Computational Applied Mechanics

Limit State Analysis of Paper and Paperboard (LiSA:Paper)

Does the fact that paper and paperboard exhibit elastoplastic material response on the macroscale, like metals for example, imply the existence of similar shakedown phenomena, despite the fact that the underlying microscale mechanisms are completely different?

Despite approximately 2000 years of use, the material behavior of paper remains insufficiently understood, and its modeling is underdeveloped.

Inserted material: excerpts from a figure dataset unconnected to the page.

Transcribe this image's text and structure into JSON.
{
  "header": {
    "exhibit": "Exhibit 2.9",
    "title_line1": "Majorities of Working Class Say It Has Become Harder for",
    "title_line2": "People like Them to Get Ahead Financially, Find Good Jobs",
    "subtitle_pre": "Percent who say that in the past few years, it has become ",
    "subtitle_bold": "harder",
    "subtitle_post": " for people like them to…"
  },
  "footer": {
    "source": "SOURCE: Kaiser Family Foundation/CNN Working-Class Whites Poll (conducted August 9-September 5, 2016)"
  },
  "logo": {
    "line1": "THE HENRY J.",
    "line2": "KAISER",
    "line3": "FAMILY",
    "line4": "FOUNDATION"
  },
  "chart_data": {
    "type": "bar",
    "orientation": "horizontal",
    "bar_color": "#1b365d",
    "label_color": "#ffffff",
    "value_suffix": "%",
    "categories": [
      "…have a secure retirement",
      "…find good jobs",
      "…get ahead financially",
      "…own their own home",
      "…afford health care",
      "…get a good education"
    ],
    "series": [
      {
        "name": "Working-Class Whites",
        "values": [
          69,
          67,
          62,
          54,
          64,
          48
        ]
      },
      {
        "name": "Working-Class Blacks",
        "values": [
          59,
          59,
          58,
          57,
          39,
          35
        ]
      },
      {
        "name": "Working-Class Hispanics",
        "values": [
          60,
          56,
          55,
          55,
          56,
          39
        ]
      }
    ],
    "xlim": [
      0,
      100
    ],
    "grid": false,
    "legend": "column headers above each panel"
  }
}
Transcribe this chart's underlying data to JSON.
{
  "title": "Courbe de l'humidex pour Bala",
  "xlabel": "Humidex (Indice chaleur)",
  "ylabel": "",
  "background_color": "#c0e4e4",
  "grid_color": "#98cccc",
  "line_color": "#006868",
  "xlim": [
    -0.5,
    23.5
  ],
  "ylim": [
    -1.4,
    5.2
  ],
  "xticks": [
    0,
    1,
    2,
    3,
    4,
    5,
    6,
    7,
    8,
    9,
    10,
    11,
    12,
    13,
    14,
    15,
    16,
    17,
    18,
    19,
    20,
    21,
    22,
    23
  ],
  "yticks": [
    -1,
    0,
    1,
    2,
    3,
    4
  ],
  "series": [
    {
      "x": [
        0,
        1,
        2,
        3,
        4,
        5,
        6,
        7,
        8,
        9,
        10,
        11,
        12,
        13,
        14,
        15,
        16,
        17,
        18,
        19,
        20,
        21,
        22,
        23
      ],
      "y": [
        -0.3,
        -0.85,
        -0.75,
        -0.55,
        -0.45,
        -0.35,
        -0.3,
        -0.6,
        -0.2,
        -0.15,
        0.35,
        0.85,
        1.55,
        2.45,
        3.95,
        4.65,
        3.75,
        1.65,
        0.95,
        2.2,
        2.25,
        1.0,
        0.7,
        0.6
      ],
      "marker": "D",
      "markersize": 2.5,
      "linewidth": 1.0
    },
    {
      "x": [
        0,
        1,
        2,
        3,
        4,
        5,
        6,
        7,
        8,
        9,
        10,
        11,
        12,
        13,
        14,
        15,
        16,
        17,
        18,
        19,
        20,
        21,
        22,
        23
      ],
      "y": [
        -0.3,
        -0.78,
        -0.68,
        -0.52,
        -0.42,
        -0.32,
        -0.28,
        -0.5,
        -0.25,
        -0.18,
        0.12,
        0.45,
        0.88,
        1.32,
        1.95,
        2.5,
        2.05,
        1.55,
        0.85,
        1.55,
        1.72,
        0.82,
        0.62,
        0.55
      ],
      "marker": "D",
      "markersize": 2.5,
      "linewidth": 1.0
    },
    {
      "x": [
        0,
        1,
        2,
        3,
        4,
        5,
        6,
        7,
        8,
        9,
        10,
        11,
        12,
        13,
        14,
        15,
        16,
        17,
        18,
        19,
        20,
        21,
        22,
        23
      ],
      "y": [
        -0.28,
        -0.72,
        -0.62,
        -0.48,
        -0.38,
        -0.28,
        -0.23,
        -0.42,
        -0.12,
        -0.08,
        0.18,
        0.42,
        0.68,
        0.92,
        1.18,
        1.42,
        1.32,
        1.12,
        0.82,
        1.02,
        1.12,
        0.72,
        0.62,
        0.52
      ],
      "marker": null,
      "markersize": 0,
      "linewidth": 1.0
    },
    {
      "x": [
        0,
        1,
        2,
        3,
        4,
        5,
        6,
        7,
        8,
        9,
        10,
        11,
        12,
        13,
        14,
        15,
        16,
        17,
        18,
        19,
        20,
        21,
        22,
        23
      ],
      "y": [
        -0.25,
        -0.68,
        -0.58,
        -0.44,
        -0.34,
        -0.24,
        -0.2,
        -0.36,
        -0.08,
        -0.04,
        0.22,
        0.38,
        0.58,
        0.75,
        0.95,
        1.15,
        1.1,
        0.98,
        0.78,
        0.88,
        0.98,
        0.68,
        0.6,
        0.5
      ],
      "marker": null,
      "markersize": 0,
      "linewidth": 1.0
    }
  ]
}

The difficulty in modelling paper arises from its intrinsic microstructure, which comprises an unstructured fiber network (see Figure 1). This network structure determines the macroscale material response, which exhibits a distinctive elastoplastic behavior. While elastoplasticity is well-understood for engineering materials such as metals, where mechanisms like plastic slip on the microstructure are known to result in plasticity on the macroscale, such effects are markedly different in paper.

Furthermore, the limit states of metals and numerous other materials are well-characterized and understood, even in the context of time-varying loading scenarios, such as cyclical loading.

Such limit states are defined as the maximum loading state at which the system can still be considered "safe" and will not fail due to alternating plasticity (plastic deformations with changing signs and low overall plastic strains leading to low cycle fatigue) or due to incremental plastic collapse (continuously growing plastic deformations leading to failure even after low numbers of cycles).

These safe states are referred to as "shakedown" (Figure 2).

Computing those limit states in terms of the structural load-bearing capacity is an important and challenging task for construction engineers in structural design.